InteliGrid Ontology Framework

Result at a Glance

Motivation

  • To provide ontology definitions for all high-level entities relevant to a distributed VO environment, with flexibility for further domain-specific extensions
  • To provide semantic services with directory functionality for all kind of resources and entities in the grid environment To foster semantic interoperability for all grid services
  • To realise semantic Business Process Object integration

Main characteristics

  • All developed and applied ontologies based on OWL as single ontology language
  • Ontology Services realised as standard Grid Services with WSDL interfaces
  • Ontology Services provide complex semantic information about the whole grid environment, including ontology-based resource metadata
  • Support for semantic modelling and management of Virtual Organisations
  • Integrated support for semantic Business Process Objects
  • Ontology-based reasoning as well as standard request methods provided for convenience
  • SPARQL used as querying language; response based on XML/RDF

Main outcome

  • Conceptual model for Ontology Framework in Grid Environments
  • Ontology Definitions for organisational data (including VO modelling), services and resources, as well as a Business Process Object Ontology
  • Basic and advanced Ontology Services implemented in Java and deployed as Grid Services.

Result description

The concept of the InteliGrid Ontology Framework for semantic VO interoperability together with its intended use in the VO environment is shown in the figure below. On the right hand side it presents schematically the envisaged run-time VO environment using the semantic grid paradigm. Users of the environment connect to it via their ontology-based virtual desktops that provide access to all environment services. On the left hand side the figure shows the principal components of the ontology framework providing the basis for achieving semantic interoperability and collaboration.

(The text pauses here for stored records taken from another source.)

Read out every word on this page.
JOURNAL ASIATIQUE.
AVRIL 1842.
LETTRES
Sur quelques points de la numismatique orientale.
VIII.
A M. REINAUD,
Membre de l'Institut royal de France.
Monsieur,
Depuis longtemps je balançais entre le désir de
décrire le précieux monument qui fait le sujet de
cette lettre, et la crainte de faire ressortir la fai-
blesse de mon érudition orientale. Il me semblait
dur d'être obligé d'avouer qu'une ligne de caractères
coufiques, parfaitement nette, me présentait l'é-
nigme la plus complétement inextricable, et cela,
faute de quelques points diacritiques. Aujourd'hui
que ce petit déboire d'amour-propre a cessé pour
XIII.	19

It is important to under-stand that concepts defined in the ontologies on the left side of the figure act as semantic proxies of entities in the “real” environment. They allow capturing se-mantic metadata about the things in the distributed run-time environment in a cohe-rent way, albeit separated from the real entity itself. Thus it becomes possible to provide semantic informa-tion in a flexible metadata framework for semantic VO interoperability. Due to various reasons (already existing specifications and services, security/performance considera­tions etc.) run-time components cannot be expected to be fully conformant with the ontology specifications comprising the semantic framework. Therefore, in the middle part of the figure typical mapping components are shown that have the task to “translate” ontology concepts to existing practical schemas and data structures as e.g. the RBAC model defining access rights and authorisation of users. Whilst at this level many different variations are theoretically possible, current technologies appear to converge to a relatively small set of specifications. This makes the mapping task manageable in the context of specific industry contexts as e.g. scenarios for the AEC domain.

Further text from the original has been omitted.